As we can see from the energy supply mix (set out above), wind energy is leading the renewables energy market in the UK, with energy generated from wind power having increased by 715% from 2009 to 2020. With greater energy storage capacity and larger wind farms, this figure is expected to grow even further in order for the UK to meet it’s 2050 net zero targets. 

Up until recently, the UK had the world’s largest offshore wind capacity having reached just under 10.4 gigawatts in 2020, compared to the global capacity of 34.4 gigawatts during the same period. The UK Government is looking to capitalise on such clean energy through opportunities for global trade. 

In June 2021 the UK’s export credit agency, UK Export Finance, signed a memorandum of understanding with Offshore Renewable Energy Catapult Ltd., an offshore wind research and innovation centre, to help UK suppliers export and trade energy on a global scale. Prior to this, the UK Government’s Offshore Wind Sector Deal looked to increase UK offshore wind exports to £2.6 billion per year by 2030, five times the amount seen in 2020, as well as investing up to £250 million in building a stronger UK supply chain for renewable energy export.

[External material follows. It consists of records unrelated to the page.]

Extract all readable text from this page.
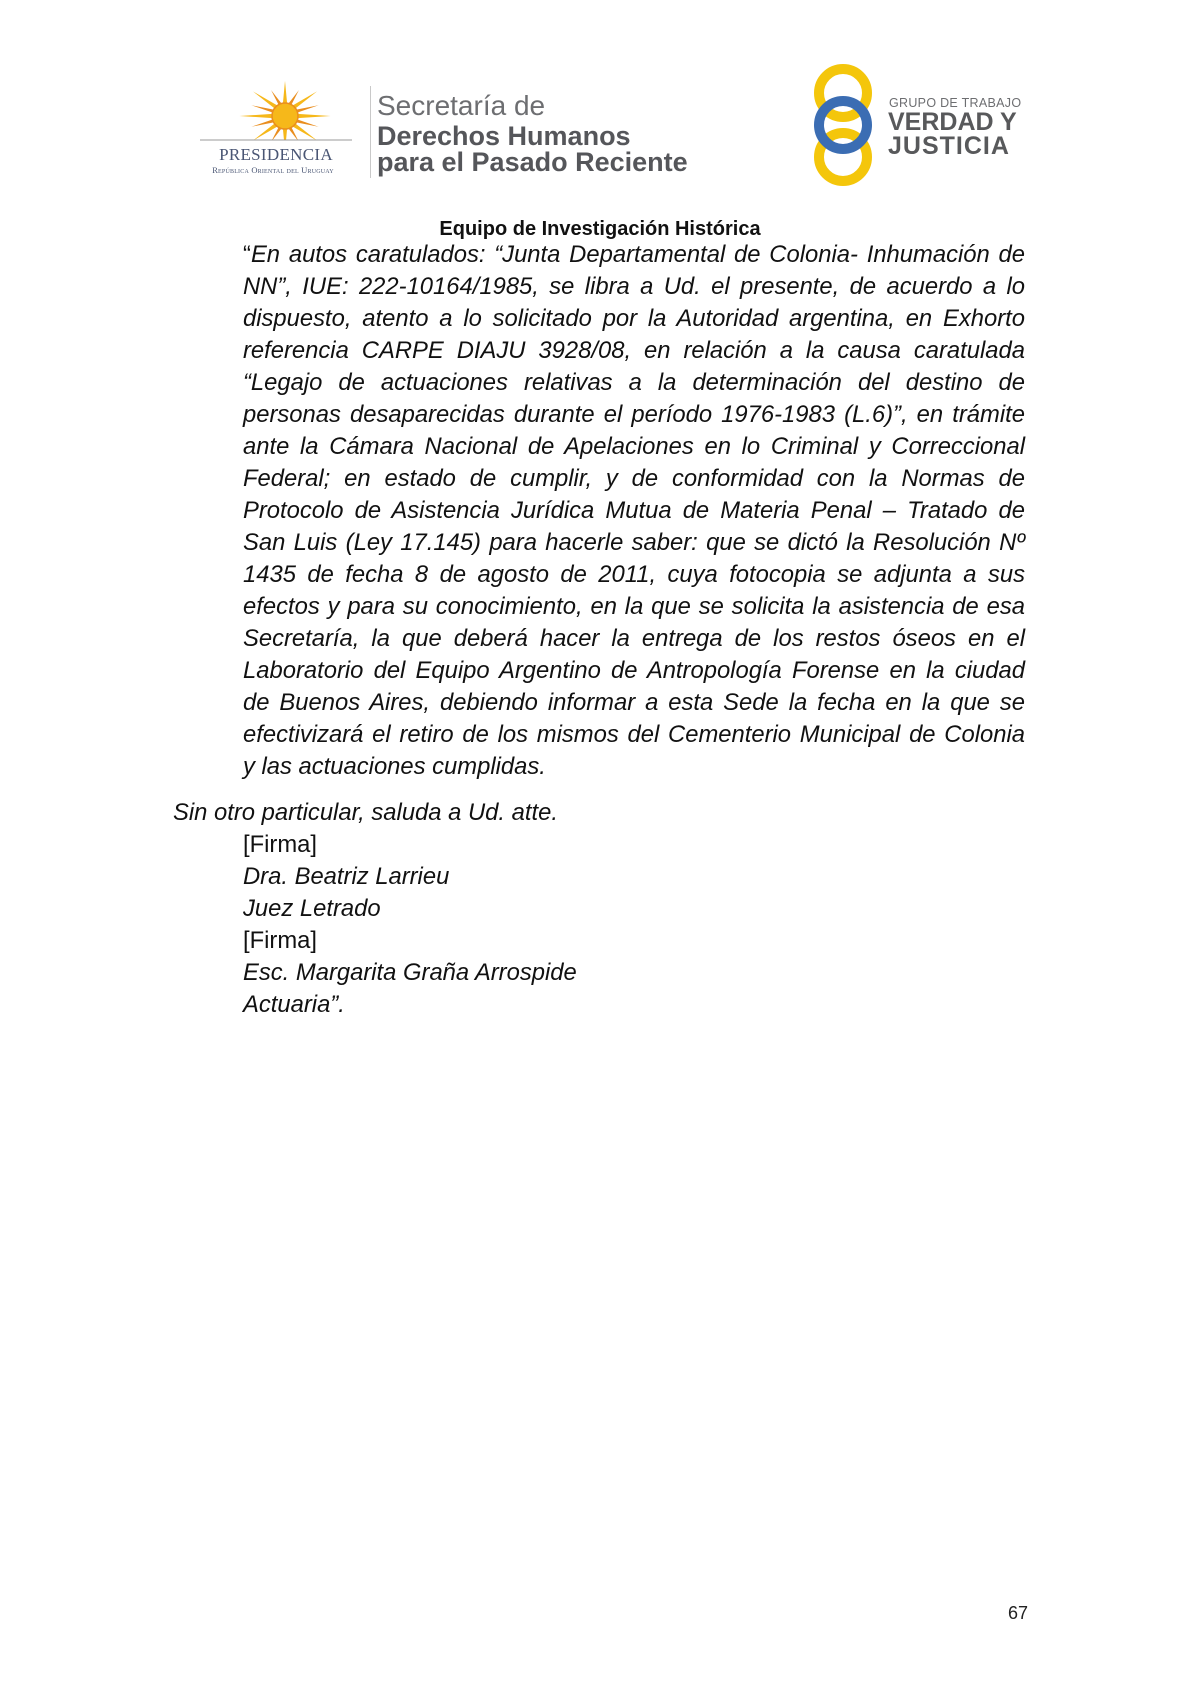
PRESIDENCIA
República Oriental del Uruguay
Secretaría de
Derechos Humanos
para el Pasado Reciente
GRUPO DE TRABAJO
VERDAD Y
JUSTICIA
Equipo de Investigación Histórica
“En autos caratulados: “Junta Departamental de Colonia- Inhumación de
NN”, IUE: 222-10164/1985, se libra a Ud. el presente, de acuerdo a lo
dispuesto, atento a lo solicitado por la Autoridad argentina, en Exhorto
referencia CARPE DIAJU 3928/08, en relación a la causa caratulada
“Legajo de actuaciones relativas a la determinación del destino de
personas desaparecidas durante el período 1976-1983 (L.6)”, en trámite
ante la Cámara Nacional de Apelaciones en lo Criminal y Correccional
Federal; en estado de cumplir, y de conformidad con la Normas de
Protocolo de Asistencia Jurídica Mutua de Materia Penal – Tratado de
San Luis (Ley 17.145) para hacerle saber: que se dictó la Resolución Nº
1435 de fecha 8 de agosto de 2011, cuya fotocopia se adjunta a sus
efectos y para su conocimiento, en la que se solicita la asistencia de esa
Secretaría, la que deberá hacer la entrega de los restos óseos en el
Laboratorio del Equipo Argentino de Antropología Forense en la ciudad
de Buenos Aires, debiendo informar a esta Sede la fecha en la que se
efectivizará el retiro de los mismos del Cementerio Municipal de Colonia
y las actuaciones cumplidas.
Sin otro particular, saluda a Ud. atte.
[Firma]
Dra. Beatriz Larrieu
Juez Letrado
[Firma]
Esc. Margarita Graña Arrospide
Actuaria”.
67
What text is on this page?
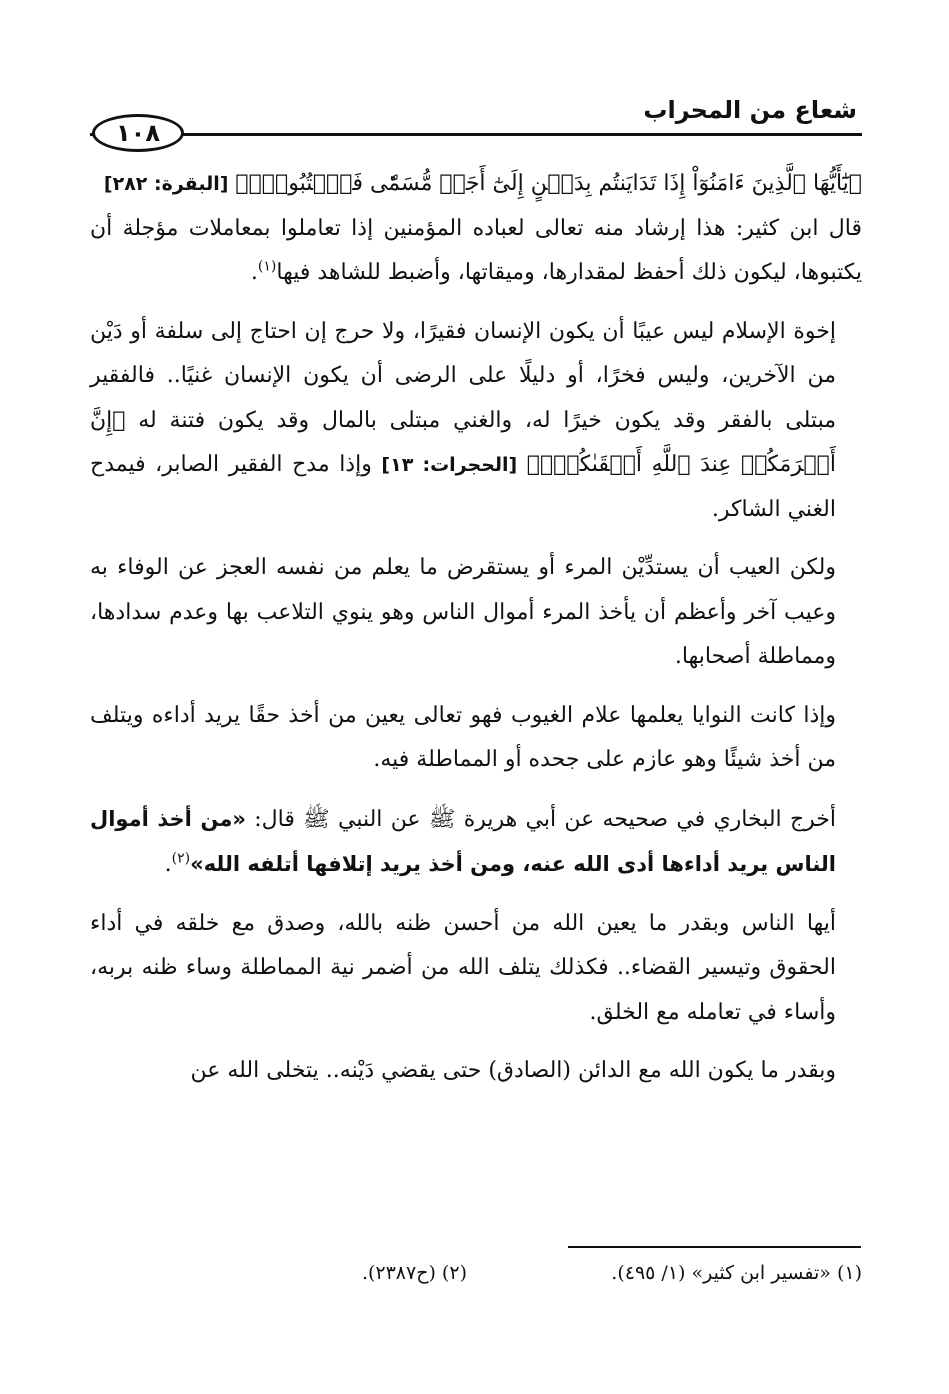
شعاع من المحراب
١٠٨

﴿يَٰٓأَيُّهَا ٱلَّذِينَ ءَامَنُوٓاْ إِذَا تَدَايَنتُم بِدَيۡنٍ إِلَىٰٓ أَجَلٖ مُّسَمّٗى فَٱكۡتُبُوهُۚ﴾ [البقرة: ٢٨٢]

قال ابن كثير: هذا إرشاد منه تعالى لعباده المؤمنين إذا تعاملوا بمعاملات مؤجلة أن يكتبوها، ليكون ذلك أحفظ لمقدارها، وميقاتها، وأضبط للشاهد فيها$^{(١)}$.

إخوة الإسلام ليس عيبًا أن يكون الإنسان فقيرًا، ولا حرج إن احتاج إلى سلفة أو دَيْن من الآخرين، وليس فخرًا، أو دليلًا على الرضى أن يكون الإنسان غنيًا.. فالفقير مبتلى بالفقر وقد يكون خيرًا له، والغني مبتلى بالمال وقد يكون فتنة له ﴿إِنَّ أَكۡرَمَكُمۡ عِندَ ٱللَّهِ أَتۡقَىٰكُمۡۚ﴾ [الحجرات: ١٣] وإذا مدح الفقير الصابر، فيمدح الغني الشاكر.

ولكن العيب أن يستدِّيْن المرء أو يستقرض ما يعلم من نفسه العجز عن الوفاء به وعيب آخر وأعظم أن يأخذ المرء أموال الناس وهو ينوي التلاعب بها وعدم سدادها، ومماطلة أصحابها.

وإذا كانت النوايا يعلمها علام الغيوب فهو تعالى يعين من أخذ حقًا يريد أداءه ويتلف من أخذ شيئًا وهو عازم على جحده أو المماطلة فيه.

أخرج البخاري في صحيحه عن أبي هريرة ﷺ عن النبي ﷺ قال: «من أخذ أموال الناس يريد أداءها أدى الله عنه، ومن أخذ يريد إتلافها أتلفه الله»$^{(٢)}$.

أيها الناس وبقدر ما يعين الله من أحسن ظنه بالله، وصدق مع خلقه في أداء الحقوق وتيسير القضاء.. فكذلك يتلف الله من أضمر نية المماطلة وساء ظنه بربه، وأساء في تعامله مع الخلق.

وبقدر ما يكون الله مع الدائن (الصادق) حتى يقضي دَيْنه.. يتخلى الله عن

(١) «تفسير ابن كثير» (١/ ٤٩٥).
(٢) (ح٢٣٨٧).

The UK is, however, still a net-importer of energy. The UK Government is focused on local content through the construction and operation phases of renewable energy projects, particularly via ‘Supply Chain Plan questionnaires’. These questionnaires will determine whether developers can bid into the CfD scheme; the UK Government’s renewable energy investment incentivising programme (discussed further below). The CfD scheme ensures that developers are paid a flat rate for electricity produced and prevents high support costs for consumers when the cost of renewable energy is high. Developers who do not ‘pass’ the Supply Chain Plan questionnaire by requiring a particular level of local content in their supply chain will not qualify for the CfD scheme.